The objectives of the Max Planck Partner Group is to develop computational approaches and softwares to overcome the intrinsic deficiencies of conventional approximations in density-functional theory (DFT). The driving force for this development was the increasing need for higher accuracy and reliability of electronic-structure simulations in chemistry, physics, and materials science. The recently proposed Renormalized Second-order Perturbation Theory (rPT2) (Phys. Rev. B 88, 035120 (2013)) is an outcome of our previous investigations along this line.
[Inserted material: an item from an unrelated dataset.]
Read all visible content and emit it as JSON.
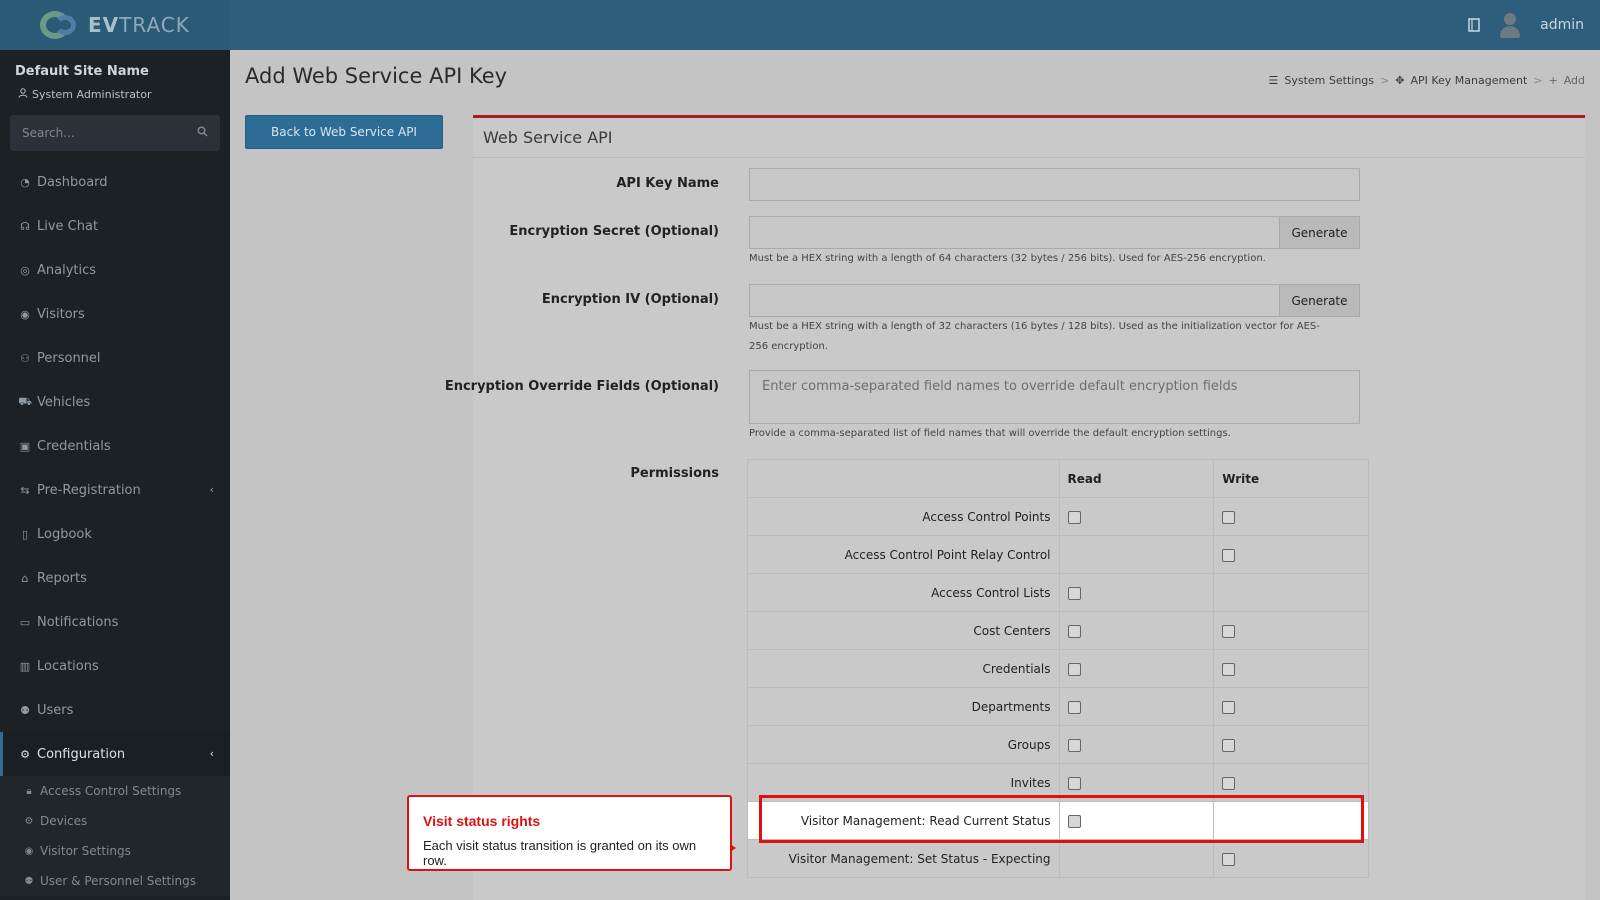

Based on what we have achieved so far, our future objective is to develop and implement advanced electronic-structure methods that are both sufficiently accurate and numerically tractable for materials science. From the methodology point of view, what we would like to have is a method that is generally better than rPT2, reaching an accuracy level comparable to CCSD(T), but with lower-scaling and thus lower computational cost. From the application point of view, we would like to extend the reach of rPT2 and its further development to condensed-matter physics and materials science. This requires an efficient implementation of rPT2 and beyond for periodic systems, which is the first goal to be achieved in this project. Starting from this, our long-term goal is to develop advanced and generally applicable computational quantum mechanical methods and the corresponding software package that can be used in chemistry, condensed-matter physics, materials science, and biophysics.